PS. Sorry, I didn't test it, but it should work.
To make this possible, let both long running operations emit an onNext event on a PublishSubject. Combine both Subjects with a zip or combineLatest function and subscribe to this. Once the combine function receives an event, this means that both Subjects have emitted an onNext event, thus both long running operations have finished and you can enable the 3rd button.

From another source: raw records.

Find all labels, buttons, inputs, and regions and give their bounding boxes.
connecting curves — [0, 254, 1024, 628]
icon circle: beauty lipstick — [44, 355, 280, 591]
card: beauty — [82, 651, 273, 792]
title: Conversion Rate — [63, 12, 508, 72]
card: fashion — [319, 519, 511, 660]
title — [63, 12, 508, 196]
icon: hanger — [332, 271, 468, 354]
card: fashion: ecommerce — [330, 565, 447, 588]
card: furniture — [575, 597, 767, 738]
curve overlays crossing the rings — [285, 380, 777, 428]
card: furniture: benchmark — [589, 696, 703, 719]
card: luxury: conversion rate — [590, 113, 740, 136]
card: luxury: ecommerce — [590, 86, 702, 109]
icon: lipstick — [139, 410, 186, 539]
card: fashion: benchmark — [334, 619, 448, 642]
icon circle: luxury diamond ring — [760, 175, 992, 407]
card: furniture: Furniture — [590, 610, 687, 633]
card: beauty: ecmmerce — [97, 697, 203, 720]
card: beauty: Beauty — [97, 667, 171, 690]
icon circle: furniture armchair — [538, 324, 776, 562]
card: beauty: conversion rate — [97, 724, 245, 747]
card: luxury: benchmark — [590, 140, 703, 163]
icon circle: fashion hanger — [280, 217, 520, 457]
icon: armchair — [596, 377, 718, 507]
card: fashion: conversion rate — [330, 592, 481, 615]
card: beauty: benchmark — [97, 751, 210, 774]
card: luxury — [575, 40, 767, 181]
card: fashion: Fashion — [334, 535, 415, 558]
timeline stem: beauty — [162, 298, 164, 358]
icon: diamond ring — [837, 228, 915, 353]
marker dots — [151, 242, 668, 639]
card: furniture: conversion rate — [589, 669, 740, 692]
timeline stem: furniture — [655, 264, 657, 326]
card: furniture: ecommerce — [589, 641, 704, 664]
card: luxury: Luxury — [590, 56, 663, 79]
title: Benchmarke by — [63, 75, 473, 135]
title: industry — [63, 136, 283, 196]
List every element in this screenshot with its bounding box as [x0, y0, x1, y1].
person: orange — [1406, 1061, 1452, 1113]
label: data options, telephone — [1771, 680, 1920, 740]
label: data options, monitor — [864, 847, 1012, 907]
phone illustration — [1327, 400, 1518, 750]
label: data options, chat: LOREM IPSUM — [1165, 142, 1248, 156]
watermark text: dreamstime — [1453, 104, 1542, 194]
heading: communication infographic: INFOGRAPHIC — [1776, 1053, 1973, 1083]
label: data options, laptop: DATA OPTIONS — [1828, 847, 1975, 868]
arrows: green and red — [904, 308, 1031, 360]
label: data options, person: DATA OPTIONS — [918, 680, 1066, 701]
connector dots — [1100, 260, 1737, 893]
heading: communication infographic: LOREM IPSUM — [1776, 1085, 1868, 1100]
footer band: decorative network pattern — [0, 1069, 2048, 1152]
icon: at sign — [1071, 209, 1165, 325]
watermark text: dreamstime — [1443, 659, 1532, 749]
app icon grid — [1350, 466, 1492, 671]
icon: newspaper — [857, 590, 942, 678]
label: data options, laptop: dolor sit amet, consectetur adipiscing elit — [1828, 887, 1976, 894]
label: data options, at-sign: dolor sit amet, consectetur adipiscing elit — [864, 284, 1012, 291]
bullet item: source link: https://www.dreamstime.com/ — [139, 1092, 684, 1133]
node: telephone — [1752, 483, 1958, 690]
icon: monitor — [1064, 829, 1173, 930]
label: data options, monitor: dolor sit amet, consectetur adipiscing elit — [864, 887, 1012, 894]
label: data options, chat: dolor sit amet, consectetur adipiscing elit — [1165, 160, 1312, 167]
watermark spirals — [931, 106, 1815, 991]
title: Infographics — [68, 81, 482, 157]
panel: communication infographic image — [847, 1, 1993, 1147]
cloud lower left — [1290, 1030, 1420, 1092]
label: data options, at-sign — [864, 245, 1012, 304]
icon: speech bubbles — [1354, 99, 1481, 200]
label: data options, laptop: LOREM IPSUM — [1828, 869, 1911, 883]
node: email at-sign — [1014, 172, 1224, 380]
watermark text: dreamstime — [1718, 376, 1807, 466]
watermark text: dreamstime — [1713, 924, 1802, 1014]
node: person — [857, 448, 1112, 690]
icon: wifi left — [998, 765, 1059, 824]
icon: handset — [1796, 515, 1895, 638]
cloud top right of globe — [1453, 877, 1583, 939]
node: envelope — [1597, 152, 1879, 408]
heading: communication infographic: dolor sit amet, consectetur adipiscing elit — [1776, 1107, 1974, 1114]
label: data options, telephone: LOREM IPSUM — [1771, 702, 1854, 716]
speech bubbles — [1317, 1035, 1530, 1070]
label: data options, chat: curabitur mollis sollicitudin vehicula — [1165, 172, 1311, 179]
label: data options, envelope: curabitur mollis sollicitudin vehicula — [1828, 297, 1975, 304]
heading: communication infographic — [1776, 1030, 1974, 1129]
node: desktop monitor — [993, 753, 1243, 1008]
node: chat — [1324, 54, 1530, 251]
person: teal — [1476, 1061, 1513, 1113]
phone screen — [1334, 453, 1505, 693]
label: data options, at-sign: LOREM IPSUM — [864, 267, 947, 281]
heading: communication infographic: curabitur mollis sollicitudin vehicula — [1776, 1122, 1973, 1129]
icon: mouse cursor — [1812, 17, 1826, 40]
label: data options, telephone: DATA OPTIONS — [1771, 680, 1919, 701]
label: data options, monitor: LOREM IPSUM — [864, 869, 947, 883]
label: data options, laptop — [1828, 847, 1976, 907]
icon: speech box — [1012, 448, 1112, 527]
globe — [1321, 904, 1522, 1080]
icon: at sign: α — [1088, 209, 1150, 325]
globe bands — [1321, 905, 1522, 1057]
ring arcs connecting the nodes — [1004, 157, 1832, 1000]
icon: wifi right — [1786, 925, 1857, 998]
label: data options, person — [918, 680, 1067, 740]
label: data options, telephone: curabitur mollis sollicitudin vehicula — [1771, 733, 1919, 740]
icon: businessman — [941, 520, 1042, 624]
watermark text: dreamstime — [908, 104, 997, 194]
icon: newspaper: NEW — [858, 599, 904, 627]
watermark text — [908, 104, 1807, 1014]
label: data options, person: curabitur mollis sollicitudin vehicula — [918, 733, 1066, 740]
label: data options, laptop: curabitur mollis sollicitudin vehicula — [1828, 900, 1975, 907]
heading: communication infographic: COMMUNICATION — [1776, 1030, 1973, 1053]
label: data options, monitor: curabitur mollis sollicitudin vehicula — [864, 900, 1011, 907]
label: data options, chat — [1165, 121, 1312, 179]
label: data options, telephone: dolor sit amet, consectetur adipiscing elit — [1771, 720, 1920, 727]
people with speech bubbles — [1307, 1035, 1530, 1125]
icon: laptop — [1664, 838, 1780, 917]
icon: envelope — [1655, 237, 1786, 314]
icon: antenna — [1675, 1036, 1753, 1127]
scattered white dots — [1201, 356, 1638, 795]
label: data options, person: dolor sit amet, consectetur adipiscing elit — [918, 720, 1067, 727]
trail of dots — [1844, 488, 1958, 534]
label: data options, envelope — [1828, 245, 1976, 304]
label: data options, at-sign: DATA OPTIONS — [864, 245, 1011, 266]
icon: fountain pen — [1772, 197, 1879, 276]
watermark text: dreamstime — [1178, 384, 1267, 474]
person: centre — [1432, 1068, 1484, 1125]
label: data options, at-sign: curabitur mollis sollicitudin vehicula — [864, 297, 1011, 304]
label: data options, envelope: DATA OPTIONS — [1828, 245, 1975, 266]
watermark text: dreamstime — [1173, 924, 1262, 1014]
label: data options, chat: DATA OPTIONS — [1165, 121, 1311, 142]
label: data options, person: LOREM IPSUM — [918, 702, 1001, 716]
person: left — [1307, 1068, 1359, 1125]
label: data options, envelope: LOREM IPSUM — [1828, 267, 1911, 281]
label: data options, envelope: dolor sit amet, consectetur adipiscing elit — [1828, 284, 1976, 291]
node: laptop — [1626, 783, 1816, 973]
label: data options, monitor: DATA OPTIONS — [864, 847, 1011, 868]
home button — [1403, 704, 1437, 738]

private PublishSubject<Boolean> firstSubject = PublishSubject.create();
private PublishSubject<Boolean> secondSubject = PublishSubject.create();
#Override
public void onStart() {
super.onStart();
subscribeToResult();
}
private Observable<Integer> firstOperation() {
return Observable.just(100)
.delay(1000) // takes a while
.subscribe(tick -> firstSubject.onNext(true));
}
private Observable<Integer> firstOperation() {
return Observable.just(200)
.delay(1000) // takes a while
.subscribe(tick -> secondSubject.onNext(true));
}
private void subscribeToResult() {
Observable.zip(
firstSubject,
secondSubject,
(firstResult, secondResult) -> return true
).subscribe(
tick -> thirdButton.setEnabled(true)
)
}
Definitely take a look at the RxJava combine functions.